Creativity, collaboration and sharing of content was limited generally, but all families had talents that could be transposed, and potentially flourish, in the digital context.

  • While industry narratives of the ‘digitally savvy’ young generation promote the potential for collaboration and productivity, most children did not produce content (vlogs or blogs, streaming content to public audiences) in their extracurricular time.

  • While parents and children might share personal information with family and friends, producing and sharing content with public audiences was generally not practised by parents or children in most families in the study.

  • Only our Digital Experts and Digital Entrepreneurs applied (school sanctioned) digital tools to create and share content in their extracurricular time and used these in ways that could generate capital benefits.

  • For the most part, educative and policy narratives issue warnings to adults and young people to not share information, running counter to the development of skills required to manage and build identity in ways that enhance capital and allow you to compete in the digital environment.

Study details

  • The study was conducted between August 2020 to August 2021.
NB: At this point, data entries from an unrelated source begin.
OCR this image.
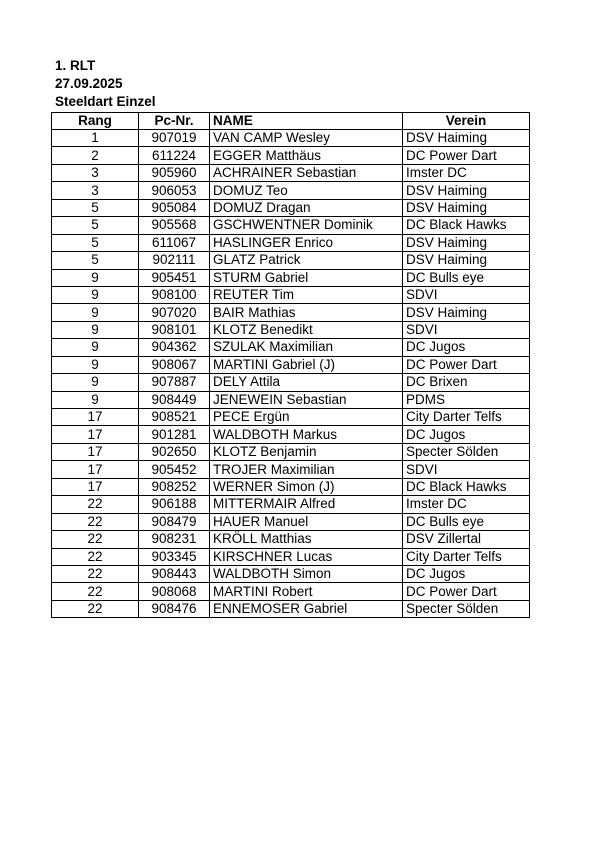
1. RLT
27.09.2025
Steeldart Einzel
Rang	Pc-Nr.	NAME	Verein
1	907019	VAN CAMP Wesley	DSV Haiming
2	611224	EGGER Matthäus	DC Power Dart
3	905960	ACHRAINER Sebastian	Imster DC
3	906053	DOMUZ Teo	DSV Haiming
5	905084	DOMUZ Dragan	DSV Haiming
5	905568	GSCHWENTNER Dominik	DC Black Hawks
5	611067	HASLINGER Enrico	DSV Haiming
5	902111	GLATZ Patrick	DSV Haiming
9	905451	STURM Gabriel	DC Bulls eye
9	908100	REUTER Tim	SDVI
9	907020	BAIR Mathias	DSV Haiming
9	908101	KLOTZ Benedikt	SDVI
9	904362	SZULAK Maximilian	DC Jugos
9	908067	MARTINI Gabriel (J)	DC Power Dart
9	907887	DELY Attila	DC Brixen
9	908449	JENEWEIN Sebastian	PDMS
17	908521	PECE Ergün	City Darter Telfs
17	901281	WALDBOTH Markus	DC Jugos
17	902650	KLOTZ Benjamin	Specter Sölden
17	905452	TROJER Maximilian	SDVI
17	908252	WERNER Simon (J)	DC Black Hawks
22	906188	MITTERMAIR Alfred	Imster DC
22	908479	HAUER Manuel	DC Bulls eye
22	908231	KRÖLL Matthias	DSV Zillertal
22	903345	KIRSCHNER Lucas	City Darter Telfs
22	908443	WALDBOTH Simon	DC Jugos
22	908068	MARTINI Robert	DC Power Dart
22	908476	ENNEMOSER Gabriel	Specter Sölden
  • A mixed methods approach was used, which included questionnaires and semi structured qualitative interviews. The questionnaires collected socio-economic data as well as data about digital practice. The interviews were conducted between August and September 2020. Most were conducted over Zoom due to Covid-19 pandemic conditions.

  • Fifteen families took part with 60% identifying as European New Zealanders, and around 20% identifying as Māori, 20% as Pasifika, 3% as Middle Eastern refugees. The sample consisted of 17 parents and 18 children ranging from aged 13 to 16.

  • Given the small sample findings should not be assumed to be statistically representative of all New Zealand families.

  • Research instruments were designed using Pierre Bourdieu’s theory of practice tools, to deepen understanding of the social conditions impacting digital practice and outcomes.